Well, what would Waxman say today about his colleagues Rep. Louise Slaughter, D-NY, and Rep. John Conyers, D-MI? The two lawmakers are holding high the flame of fearless congressional investigation by doggedly pursuing the case of ... Jeff Gannon.
You remember Gannon. White House correspondent for a tiny conservative website, Talon News, he made news when he asked President Bush a wildly softball question at a Jan. 26 press conference.
“Senate Democratic leaders have painted a very bleak picture of the U.S. economy,” Gannon said to the president. “Harry Reid was talking about soup lines, and Hillary Clinton was talking about the economy being on the verge of collapse. Yet, in the same breath, they say that Social Security is rock solid and there’s no crisis there. You’ve said you’re going to reach out to these people. How are you going to work with people who seem to have divorced themselves from reality?”
Now it is Slaughter and Conyers who seem divorced from reality. Since the Gannon flap — which revealed, among other things, that Gannon’s real name was James Guckert — began, the two lawmakers have been all-Gannon, all-the-time.
Just look at the press releases rolling out of Slaughter’s office:
• “New Gannon Documents Create More Questions: Reps. Slaughter & Conyers Renew Call on White House for Answers.”
• “Questions Remain as Secret Service Response to Congressional Gannon Inquiry Comes Back Incomplete.”
• “Rep. Slaughter Calls on Special Prosecutor & General Accounting Office to Expand Investigation to Include Gannon.”
• “Rep. Slaughter Demands Answer: Why was Jeff Gannon in the White House Before Talon News Even Existed?”
• “Rep. Slaughter Seeks Details from Homeland Security in Gannon/Plame Scandal Under Freedom of Information Act.”
• “Rep. Slaughter Calls on Special Prosecutor to Investigate Gannon’s Role in Plame CIA Document Leak Scandal.”
“The American people deserve to know what is happening in the White House briefing room,” Conyers and Slaughter bravely announced in their latest public statement. Well, yes, they do. It happens live on television most afternoons.
Perhaps Slaughter and Conyers will take a look at the new issue of Vanity Fair, which dispatched two reporters to investigate the Gannon matter. And after looking and looking, and probing and probing, writers David Margolick and Richard Gooding came up with pretty much nothing.
Although many in the mainstream press had already decided there wasn’t much to the Gannon story, the two write, “the fired-up left-wing blogosphere kept it alive, and people scoured every imaginable corner of Gannon’s life looking for his link to a larger Republican conspiracy.”

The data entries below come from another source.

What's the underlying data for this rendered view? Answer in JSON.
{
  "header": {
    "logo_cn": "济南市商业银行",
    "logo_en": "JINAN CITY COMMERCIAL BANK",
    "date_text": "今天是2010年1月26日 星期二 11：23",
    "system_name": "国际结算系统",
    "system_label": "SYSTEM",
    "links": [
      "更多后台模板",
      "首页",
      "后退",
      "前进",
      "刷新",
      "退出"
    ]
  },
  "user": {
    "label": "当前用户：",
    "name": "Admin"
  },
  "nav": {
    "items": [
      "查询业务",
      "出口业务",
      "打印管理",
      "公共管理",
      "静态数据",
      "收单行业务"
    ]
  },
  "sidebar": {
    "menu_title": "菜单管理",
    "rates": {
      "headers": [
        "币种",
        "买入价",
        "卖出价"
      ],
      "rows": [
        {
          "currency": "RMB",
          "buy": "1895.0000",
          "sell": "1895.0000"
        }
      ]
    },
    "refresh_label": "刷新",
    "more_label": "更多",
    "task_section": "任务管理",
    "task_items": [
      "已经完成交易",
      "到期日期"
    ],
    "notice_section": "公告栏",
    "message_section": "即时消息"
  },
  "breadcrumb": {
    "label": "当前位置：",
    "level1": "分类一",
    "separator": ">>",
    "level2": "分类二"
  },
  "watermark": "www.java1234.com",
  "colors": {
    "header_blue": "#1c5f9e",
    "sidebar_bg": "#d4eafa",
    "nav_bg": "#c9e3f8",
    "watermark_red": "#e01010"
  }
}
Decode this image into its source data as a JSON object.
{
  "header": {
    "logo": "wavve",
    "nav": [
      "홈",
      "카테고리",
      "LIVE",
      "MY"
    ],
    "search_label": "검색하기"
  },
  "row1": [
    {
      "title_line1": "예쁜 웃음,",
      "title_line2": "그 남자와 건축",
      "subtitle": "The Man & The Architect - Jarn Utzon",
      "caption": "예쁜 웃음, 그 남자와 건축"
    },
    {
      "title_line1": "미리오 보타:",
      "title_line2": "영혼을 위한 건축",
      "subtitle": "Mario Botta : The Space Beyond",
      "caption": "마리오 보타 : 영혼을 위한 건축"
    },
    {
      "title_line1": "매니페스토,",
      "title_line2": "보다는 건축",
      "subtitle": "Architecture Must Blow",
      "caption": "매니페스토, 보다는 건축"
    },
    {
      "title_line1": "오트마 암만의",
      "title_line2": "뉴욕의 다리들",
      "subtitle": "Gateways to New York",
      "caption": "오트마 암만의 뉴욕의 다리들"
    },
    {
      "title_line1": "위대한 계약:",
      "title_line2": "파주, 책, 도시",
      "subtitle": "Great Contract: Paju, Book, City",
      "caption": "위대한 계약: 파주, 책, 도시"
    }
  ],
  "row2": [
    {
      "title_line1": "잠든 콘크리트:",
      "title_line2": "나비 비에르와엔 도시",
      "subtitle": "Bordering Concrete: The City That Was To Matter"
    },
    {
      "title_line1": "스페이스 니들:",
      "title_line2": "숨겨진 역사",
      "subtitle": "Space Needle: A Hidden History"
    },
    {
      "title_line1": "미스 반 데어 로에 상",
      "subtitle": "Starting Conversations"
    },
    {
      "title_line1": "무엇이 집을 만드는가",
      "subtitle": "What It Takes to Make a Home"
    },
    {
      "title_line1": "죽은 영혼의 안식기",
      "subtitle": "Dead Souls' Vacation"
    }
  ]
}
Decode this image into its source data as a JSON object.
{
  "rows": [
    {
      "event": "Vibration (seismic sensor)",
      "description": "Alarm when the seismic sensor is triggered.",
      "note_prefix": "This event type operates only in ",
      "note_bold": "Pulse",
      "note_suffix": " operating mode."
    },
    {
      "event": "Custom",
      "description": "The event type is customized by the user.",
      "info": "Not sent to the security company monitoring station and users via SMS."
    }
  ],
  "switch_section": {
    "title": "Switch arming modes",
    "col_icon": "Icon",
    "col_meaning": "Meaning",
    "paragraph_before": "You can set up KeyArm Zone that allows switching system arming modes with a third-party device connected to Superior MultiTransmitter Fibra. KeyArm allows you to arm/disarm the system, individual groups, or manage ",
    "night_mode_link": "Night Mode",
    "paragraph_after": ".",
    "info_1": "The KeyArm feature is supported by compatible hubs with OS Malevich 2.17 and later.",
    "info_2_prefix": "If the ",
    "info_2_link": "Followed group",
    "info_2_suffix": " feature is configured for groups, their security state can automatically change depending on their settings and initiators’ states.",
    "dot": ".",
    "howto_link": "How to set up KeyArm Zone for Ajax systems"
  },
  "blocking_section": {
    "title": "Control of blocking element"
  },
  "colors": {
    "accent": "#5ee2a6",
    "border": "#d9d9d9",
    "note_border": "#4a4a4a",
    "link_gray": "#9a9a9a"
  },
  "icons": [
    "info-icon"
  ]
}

They certainly found a lot of gritty stuff, especially Gannon’s apparent gay-male-escort past. But the big prize — the secret Karl Rove connection that would explain everything and unravel the Bush administration — eluded them.
Even the most zealous of Gannon’s investigators had to begin moving on, unable to find new incriminating information.
“As time passed, Gannon came to seem, to at least some of the [left-wing] bloggers, as more like a freelance zealot than the linchpin of some much larger conspiracy,” Margolick and Gooding write. “They now admit that for them Gannon emerged as less a target in and of himself and more of the instrument for venting rage.”
Vanity Fair also dispenses with the allegation — popular in some zones on the left, as well as with Slaughter and Conyers — that Gannon was somehow involved with the Valerie Plame CIA-outing controversy.
“Gannon did not obtain a secret memo in the case of Valerie Plame, the CIA agent illegally identified in the press, as he insinuated in one of his articles,” the authors say. “He’d read about it in The Wall Street Journal.”
Of course, Margolick and Gooding did find a few interesting things. Like the details of Gannon’s rather odd journey from public-school teacher to landscaper’s assistant to right fielder for a gay softball team to liquor distributor to bookkeeper in an auto-body shop to sort-of White House correspondent.
“My history isn’t exactly linear,” Gannon told Vanity Fair, for once displaying a genius for understatement.
And there’s no denying that Gannon’s story was news at one time. It’s just not news any more.
But don’t tell Conyers and Slaughter. They’re still looking for the Rosetta stone that will reveal all about the corruption at the heart of the Bush administration.
It’s tempting to call them the congressional equivalent of the crazy aunt and uncle in the attic.